President Donald Trump’s oft-debated Twitter postings have continued into the second month of his presidency, despite concerns from many about the potential hazards of his frequent social media habit. But Trump only tweeted twice Wednesday, a departure from the several he often posts each day.

In his first tweet Wednesday, Trump mentioned Rep. Keith Ellison of Minnesota, who is running for Democratic National Committee chair. “One thing I will say about Rep. Keith Ellison, in his fight to lead the DNC, is that he was the one who predicted early that I would win,” he wrote.

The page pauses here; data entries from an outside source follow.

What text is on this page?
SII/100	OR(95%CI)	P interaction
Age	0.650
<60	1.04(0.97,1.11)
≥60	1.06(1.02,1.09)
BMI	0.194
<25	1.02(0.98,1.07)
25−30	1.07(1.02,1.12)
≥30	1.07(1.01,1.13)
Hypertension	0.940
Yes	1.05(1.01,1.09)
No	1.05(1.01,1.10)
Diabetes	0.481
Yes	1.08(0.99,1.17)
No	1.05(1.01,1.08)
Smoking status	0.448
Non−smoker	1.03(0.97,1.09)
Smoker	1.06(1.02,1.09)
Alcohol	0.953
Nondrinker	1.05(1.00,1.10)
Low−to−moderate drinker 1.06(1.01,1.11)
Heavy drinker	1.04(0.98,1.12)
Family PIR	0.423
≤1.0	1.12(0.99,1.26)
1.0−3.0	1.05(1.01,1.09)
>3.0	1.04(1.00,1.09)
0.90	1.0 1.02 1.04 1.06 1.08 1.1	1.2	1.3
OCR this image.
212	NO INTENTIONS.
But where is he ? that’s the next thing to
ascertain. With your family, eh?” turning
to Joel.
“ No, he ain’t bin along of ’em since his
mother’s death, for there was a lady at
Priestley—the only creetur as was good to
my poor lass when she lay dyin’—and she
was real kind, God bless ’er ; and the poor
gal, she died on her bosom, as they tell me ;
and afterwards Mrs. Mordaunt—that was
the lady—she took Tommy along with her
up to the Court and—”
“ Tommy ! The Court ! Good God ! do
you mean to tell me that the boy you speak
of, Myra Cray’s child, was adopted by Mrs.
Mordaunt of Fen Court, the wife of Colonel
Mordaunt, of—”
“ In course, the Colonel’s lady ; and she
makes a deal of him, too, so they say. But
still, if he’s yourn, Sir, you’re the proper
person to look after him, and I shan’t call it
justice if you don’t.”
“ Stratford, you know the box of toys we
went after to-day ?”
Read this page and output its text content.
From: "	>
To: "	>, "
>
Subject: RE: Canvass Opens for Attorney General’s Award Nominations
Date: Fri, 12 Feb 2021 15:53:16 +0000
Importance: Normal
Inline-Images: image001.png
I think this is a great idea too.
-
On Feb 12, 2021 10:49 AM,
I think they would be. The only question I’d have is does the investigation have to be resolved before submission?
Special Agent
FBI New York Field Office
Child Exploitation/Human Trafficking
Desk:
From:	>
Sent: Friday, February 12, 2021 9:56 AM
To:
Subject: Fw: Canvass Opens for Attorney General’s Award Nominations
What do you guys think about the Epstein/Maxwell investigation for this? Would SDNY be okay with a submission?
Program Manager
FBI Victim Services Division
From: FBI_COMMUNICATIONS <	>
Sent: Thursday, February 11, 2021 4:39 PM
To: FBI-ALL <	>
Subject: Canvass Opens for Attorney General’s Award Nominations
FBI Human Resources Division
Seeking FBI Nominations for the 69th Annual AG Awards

“Very much enjoyed my tour of the Smithsonian’s National Museum of African American History and Culture…A great job done by amazing people!” the president wrote in his second tweet.

Trump is still tweeting from his personal account, @realDonaldTrump, where he has more than 25 million followers. During his campaign, Trump tweeted about 15 times per day, according to figures compiled by the Boston Globe. As president-elect, he tweeted an average of five times per day. In the past week, he’s tweeted an average of four times per day.

Trump has made it clear that he will continue to use Twitter as a way to directly speak to the people, but critics and supporters alike have voiced concern about his use of the medium. A January NBC News/Wall Street Journal poll found that 69 percent of Americans thought Trump’s tweeting habit was “a bad thing.”

Former campaign staffers revealed they used strategic tactics to draw Trump away from Twitter, according to a Wednesday report by Politico. To keep his tweeting under control and avoid having him resort to tweeting, they would show him media coverage praising him.

“If candidate Trump was upset about unfair coverage, it was productive to show him that he was getting fair coverage from outlets that were persuadable,” Sam Nunberg, Trump’s former communications director, told Politico. “The same media that our base digests and prefers is going to be the base for his support. I would assume the president would like to see positive and preferential treatment from those outlets that would help the operation overall.”

Staffers also said Trump was far more likely to turn to Twitter when he felt something wasn’t getting adequate coverage.

“He saw there was activity, so he didn’t feel like he had to respond,” a former campaign official told Politico. “He sends out these tweets when he feels like people aren’t responding enough for him.”